Democrat Chuck Schumer, the Senate majority leader, is seeking election to his fifth term in the Senate. His challengers are Republican political news commentator Joe Pinion and third-party candidate Diane Sare.

Schumer hasn't faced a strong challenge in decades. In each of his last three elections, he secured no less than 66% of the vote.

Attorney General

Democrat Letitia James, the incumbent attorney general, and Republican Michael Henry, an attorney in private practice, are facing off. 

Shortly after her office issued a damning report about the sexual harassment claims against former Gov. Andrew Cuomo, James initially launched a campaign for governor about a year ago. However, she ended her bid a few months later and said she'd seek re-election as AG instead.
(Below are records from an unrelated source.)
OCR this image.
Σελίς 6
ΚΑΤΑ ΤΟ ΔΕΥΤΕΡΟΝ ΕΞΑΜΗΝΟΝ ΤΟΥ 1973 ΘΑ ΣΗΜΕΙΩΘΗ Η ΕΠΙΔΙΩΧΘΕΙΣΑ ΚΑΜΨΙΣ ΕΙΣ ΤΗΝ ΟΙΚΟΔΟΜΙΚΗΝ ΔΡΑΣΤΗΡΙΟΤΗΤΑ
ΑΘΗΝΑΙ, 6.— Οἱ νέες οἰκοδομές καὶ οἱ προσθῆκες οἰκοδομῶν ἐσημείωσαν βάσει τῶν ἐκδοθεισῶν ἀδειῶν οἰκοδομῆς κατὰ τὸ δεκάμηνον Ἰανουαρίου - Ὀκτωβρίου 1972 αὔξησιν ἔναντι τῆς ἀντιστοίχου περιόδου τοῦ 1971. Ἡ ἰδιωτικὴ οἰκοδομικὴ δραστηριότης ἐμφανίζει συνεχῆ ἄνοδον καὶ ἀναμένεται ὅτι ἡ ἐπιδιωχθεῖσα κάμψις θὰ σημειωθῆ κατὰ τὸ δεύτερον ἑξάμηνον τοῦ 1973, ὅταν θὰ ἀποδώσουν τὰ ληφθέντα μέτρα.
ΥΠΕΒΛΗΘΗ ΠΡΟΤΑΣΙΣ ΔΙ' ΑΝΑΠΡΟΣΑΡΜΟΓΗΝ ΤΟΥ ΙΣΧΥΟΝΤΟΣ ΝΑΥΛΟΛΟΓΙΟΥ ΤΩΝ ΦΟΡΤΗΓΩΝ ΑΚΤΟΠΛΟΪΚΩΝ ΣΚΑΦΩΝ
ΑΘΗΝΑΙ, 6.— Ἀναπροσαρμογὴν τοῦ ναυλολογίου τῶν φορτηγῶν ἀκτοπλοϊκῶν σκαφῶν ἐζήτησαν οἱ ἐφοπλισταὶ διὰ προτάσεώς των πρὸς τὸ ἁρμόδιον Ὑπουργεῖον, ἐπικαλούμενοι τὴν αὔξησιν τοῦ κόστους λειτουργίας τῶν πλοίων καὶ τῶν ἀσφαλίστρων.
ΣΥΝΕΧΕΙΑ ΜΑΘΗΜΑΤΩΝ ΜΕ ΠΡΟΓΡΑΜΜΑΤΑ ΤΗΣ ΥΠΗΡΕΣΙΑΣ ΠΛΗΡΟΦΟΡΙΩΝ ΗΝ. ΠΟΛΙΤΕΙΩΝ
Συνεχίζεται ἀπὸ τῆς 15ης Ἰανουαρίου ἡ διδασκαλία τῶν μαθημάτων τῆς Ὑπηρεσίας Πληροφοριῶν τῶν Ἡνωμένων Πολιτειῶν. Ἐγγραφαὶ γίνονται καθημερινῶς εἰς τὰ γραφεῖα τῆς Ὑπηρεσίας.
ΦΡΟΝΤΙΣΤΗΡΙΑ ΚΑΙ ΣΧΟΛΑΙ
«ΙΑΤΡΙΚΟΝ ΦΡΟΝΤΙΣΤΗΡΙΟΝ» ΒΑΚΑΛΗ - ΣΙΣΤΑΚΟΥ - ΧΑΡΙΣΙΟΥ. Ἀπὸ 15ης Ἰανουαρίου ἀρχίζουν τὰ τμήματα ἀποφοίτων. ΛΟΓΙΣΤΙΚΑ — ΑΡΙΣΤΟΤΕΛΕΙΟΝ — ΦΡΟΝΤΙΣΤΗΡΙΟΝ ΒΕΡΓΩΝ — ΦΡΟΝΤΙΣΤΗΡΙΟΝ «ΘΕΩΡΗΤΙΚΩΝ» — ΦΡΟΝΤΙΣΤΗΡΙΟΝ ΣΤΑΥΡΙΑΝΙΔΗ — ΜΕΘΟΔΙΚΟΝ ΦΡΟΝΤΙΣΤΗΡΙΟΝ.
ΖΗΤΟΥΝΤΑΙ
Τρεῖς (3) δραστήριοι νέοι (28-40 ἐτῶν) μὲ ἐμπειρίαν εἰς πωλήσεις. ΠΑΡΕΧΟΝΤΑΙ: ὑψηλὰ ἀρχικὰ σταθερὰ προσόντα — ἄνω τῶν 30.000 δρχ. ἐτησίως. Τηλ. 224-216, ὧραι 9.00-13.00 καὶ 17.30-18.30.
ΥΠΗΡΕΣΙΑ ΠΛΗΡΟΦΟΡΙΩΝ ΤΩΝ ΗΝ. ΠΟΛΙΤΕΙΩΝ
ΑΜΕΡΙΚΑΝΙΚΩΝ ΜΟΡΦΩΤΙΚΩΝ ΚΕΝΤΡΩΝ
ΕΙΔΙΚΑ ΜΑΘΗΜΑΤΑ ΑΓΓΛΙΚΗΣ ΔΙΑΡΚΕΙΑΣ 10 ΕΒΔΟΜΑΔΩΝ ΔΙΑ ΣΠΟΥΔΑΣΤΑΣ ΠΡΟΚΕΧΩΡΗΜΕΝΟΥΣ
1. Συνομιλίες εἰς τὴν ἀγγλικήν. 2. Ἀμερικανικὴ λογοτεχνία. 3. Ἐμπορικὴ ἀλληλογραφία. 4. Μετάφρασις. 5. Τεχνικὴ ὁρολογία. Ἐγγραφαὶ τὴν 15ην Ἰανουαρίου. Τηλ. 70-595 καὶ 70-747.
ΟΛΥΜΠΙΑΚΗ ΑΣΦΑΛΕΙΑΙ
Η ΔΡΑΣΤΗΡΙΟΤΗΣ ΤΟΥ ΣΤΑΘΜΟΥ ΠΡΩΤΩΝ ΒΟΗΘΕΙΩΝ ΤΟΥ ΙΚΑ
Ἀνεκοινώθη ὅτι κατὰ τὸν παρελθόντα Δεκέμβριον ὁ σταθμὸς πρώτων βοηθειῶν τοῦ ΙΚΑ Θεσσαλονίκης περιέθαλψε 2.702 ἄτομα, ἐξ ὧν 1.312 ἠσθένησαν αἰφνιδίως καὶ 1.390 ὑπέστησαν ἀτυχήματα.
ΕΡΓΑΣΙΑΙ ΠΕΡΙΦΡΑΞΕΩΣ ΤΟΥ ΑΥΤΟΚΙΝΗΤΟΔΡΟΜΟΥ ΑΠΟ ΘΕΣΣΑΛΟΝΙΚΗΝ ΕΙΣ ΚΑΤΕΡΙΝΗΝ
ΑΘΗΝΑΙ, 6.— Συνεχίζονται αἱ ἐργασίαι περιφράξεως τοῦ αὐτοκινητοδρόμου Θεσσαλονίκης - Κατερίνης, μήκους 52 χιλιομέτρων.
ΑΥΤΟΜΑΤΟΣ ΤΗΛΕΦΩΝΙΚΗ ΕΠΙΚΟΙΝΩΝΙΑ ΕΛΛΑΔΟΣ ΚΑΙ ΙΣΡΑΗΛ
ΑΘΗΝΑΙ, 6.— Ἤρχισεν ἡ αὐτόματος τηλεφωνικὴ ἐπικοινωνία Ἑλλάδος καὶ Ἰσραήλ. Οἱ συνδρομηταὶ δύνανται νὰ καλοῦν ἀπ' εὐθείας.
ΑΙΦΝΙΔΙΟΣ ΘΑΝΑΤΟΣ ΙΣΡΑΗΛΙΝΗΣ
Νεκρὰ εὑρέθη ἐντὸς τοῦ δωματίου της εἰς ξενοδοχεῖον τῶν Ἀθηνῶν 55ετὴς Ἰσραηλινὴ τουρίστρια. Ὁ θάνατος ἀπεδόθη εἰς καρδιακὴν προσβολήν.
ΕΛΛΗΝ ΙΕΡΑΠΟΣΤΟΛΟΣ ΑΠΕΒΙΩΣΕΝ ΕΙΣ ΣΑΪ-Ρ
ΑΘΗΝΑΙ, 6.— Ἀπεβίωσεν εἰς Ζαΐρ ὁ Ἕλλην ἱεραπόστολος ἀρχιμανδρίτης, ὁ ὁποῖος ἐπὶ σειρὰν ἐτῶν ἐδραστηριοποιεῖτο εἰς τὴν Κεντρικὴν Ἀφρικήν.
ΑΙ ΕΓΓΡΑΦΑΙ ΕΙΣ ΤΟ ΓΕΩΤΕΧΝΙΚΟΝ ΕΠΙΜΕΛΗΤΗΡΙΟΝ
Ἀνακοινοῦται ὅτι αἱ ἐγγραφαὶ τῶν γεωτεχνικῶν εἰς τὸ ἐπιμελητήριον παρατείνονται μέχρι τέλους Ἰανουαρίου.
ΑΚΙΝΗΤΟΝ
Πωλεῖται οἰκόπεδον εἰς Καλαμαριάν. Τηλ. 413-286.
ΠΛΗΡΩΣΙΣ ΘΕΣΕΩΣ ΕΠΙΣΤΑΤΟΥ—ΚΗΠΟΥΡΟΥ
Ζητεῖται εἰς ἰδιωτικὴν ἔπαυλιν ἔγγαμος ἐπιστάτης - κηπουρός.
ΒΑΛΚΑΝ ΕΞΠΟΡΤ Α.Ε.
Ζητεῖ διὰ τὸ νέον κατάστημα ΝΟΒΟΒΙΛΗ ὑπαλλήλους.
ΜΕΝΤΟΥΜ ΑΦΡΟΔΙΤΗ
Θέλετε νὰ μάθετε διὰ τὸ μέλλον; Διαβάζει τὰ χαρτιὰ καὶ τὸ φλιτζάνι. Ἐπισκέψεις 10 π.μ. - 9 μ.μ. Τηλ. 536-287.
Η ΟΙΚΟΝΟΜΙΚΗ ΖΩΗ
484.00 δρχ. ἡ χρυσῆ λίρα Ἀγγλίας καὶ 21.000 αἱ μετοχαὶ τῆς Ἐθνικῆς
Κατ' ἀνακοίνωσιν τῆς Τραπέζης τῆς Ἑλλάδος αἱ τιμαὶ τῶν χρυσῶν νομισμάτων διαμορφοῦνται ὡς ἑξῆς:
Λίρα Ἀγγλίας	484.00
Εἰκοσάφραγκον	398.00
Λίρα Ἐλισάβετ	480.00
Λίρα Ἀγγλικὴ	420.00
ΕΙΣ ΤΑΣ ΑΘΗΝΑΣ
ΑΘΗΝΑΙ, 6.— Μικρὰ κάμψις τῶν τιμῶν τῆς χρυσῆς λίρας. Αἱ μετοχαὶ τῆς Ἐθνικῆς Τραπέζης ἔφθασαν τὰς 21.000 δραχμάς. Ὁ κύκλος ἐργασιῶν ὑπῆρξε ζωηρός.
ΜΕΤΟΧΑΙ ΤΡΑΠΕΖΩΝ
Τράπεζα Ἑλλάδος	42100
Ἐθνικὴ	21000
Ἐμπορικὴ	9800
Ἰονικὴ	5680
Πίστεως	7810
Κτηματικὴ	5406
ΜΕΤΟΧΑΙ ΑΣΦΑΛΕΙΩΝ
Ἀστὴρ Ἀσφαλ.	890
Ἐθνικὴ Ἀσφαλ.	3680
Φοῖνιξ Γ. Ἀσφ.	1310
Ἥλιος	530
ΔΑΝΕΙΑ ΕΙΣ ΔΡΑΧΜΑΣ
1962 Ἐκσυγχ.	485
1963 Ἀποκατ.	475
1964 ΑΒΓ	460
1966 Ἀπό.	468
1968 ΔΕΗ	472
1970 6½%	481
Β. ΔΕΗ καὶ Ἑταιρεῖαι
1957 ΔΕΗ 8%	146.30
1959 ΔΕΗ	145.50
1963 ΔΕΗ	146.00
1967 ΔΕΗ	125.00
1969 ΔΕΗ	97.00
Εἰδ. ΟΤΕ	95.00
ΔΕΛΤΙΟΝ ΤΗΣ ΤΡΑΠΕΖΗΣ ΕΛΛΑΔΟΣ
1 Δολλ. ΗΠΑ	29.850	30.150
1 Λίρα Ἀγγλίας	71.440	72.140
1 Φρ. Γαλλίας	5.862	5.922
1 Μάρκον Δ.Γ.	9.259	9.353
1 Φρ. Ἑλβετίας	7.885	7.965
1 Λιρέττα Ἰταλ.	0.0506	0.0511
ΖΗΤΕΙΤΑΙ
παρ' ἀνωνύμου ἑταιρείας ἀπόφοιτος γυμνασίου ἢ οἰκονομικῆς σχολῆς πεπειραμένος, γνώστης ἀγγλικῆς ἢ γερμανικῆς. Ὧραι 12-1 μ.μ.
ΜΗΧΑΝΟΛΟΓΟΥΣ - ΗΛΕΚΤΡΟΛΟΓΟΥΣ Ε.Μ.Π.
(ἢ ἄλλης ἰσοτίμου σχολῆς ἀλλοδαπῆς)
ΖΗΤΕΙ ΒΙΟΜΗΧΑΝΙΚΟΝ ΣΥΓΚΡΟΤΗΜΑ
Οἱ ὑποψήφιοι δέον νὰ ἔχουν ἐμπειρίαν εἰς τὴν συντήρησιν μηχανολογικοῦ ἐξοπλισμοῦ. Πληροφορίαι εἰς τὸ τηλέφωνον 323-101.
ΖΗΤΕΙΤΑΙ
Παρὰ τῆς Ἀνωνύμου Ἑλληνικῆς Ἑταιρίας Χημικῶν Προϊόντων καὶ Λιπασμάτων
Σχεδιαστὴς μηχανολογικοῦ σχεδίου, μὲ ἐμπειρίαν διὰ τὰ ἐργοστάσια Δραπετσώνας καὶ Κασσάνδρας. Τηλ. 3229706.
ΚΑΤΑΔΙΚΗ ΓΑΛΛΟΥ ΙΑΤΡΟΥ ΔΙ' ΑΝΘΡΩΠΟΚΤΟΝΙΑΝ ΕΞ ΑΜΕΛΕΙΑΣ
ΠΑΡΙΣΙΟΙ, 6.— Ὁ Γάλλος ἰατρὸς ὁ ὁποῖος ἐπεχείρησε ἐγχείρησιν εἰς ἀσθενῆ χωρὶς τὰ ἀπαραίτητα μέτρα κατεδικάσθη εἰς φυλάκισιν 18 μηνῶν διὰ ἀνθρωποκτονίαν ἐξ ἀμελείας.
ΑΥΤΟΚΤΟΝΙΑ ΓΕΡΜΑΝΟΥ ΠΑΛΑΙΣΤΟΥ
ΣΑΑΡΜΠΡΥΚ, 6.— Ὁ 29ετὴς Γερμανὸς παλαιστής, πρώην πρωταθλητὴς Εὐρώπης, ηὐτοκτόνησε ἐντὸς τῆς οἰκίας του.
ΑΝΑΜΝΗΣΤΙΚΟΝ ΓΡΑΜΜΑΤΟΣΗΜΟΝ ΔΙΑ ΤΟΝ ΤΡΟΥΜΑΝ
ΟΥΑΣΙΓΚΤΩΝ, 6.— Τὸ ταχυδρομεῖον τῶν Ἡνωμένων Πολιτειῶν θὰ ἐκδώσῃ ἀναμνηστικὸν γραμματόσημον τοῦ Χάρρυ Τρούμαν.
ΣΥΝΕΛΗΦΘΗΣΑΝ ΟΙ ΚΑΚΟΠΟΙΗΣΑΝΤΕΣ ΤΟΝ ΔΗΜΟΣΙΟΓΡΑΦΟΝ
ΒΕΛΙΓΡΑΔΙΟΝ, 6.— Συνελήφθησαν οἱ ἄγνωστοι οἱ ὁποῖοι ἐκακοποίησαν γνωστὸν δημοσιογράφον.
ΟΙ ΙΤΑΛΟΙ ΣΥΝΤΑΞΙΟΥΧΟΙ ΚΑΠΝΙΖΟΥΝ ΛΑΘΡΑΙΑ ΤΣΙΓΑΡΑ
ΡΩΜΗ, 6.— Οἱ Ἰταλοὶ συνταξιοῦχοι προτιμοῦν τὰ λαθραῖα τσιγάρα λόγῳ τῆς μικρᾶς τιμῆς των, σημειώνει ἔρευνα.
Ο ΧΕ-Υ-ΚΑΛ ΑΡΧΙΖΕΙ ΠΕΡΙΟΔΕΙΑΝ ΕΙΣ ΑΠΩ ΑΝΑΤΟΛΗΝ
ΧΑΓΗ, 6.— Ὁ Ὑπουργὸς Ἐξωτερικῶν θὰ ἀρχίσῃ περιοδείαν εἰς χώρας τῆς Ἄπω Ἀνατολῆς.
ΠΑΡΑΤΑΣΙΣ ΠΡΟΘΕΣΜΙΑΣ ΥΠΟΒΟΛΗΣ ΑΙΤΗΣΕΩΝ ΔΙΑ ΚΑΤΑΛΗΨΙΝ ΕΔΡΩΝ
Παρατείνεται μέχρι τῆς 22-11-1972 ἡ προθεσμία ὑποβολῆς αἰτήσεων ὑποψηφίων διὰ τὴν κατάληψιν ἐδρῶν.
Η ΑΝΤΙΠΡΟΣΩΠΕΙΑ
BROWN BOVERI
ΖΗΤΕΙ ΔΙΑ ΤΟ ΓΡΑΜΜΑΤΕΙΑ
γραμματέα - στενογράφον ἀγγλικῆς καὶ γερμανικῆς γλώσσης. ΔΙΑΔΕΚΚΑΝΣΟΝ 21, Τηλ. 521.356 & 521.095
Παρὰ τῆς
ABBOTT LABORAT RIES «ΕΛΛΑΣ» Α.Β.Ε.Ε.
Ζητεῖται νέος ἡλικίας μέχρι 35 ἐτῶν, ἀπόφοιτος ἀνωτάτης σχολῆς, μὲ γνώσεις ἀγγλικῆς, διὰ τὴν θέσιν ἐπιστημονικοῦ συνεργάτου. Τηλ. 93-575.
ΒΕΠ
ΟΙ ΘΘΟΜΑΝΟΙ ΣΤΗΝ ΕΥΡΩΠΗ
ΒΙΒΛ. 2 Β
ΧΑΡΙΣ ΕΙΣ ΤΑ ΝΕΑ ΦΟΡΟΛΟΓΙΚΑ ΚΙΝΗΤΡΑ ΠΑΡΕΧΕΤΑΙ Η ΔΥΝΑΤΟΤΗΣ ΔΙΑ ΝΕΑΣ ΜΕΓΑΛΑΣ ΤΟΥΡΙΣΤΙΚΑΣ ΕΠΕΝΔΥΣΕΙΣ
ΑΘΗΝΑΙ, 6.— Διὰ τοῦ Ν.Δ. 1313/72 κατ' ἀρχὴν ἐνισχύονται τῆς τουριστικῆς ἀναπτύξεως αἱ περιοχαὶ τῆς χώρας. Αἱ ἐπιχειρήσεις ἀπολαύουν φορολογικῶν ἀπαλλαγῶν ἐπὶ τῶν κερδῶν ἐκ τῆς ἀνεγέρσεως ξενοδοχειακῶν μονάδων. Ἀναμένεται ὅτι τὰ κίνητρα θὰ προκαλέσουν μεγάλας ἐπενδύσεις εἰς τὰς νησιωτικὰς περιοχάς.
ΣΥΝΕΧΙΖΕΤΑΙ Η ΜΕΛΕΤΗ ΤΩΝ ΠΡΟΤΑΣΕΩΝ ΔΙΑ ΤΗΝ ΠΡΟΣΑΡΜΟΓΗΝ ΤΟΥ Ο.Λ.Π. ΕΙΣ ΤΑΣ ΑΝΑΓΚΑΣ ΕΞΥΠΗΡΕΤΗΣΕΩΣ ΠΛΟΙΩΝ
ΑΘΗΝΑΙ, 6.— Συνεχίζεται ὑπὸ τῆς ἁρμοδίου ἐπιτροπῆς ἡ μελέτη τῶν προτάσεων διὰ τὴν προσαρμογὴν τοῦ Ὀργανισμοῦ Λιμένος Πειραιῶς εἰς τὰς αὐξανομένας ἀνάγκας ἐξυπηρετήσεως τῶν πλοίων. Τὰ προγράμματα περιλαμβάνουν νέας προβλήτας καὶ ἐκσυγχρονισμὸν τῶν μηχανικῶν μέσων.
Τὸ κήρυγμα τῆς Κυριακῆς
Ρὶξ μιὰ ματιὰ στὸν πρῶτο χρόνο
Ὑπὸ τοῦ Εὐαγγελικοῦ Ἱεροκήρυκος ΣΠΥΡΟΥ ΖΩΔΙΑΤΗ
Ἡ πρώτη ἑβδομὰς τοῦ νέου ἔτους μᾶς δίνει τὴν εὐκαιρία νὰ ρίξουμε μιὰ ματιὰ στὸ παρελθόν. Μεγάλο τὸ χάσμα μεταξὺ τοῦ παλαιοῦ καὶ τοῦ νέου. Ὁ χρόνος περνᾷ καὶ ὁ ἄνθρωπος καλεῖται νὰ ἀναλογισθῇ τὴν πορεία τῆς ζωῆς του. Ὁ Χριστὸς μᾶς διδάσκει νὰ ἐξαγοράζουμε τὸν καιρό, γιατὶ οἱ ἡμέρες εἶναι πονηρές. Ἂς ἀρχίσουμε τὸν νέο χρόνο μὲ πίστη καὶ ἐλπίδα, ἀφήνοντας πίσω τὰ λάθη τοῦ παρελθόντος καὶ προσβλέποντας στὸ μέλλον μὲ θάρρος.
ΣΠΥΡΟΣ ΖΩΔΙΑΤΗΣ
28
Henry has a commercial litigation law practice in New York City. He has told reporters that he wants to reform the attorney general's office and doesn't have any higher political ambitions than that. Henry's biggest challenge could be overcoming his lack of name recognition — a recent Siena College poll showed that 92% of voters don't seem to know him.


Democrat Thomas DiNapoli, who has held the office since 2007, is expected to win reelection against challenger Paul Rodriguez, the GOP nominee.


One proposal is on the ballot statewide: A measure to issue $4.2 billion in general obligation bonds to pay for "environmental protection, natural restoration, resiliency, and clean energy projects" (Proposal 1).

New York City voters will also vote on three more proposals: Adding a statement of values to the City Charter (Proposal 2)… Creating a racial equity commission (Proposal 3)… Requiring the city to track the true cost of living (Proposal 3).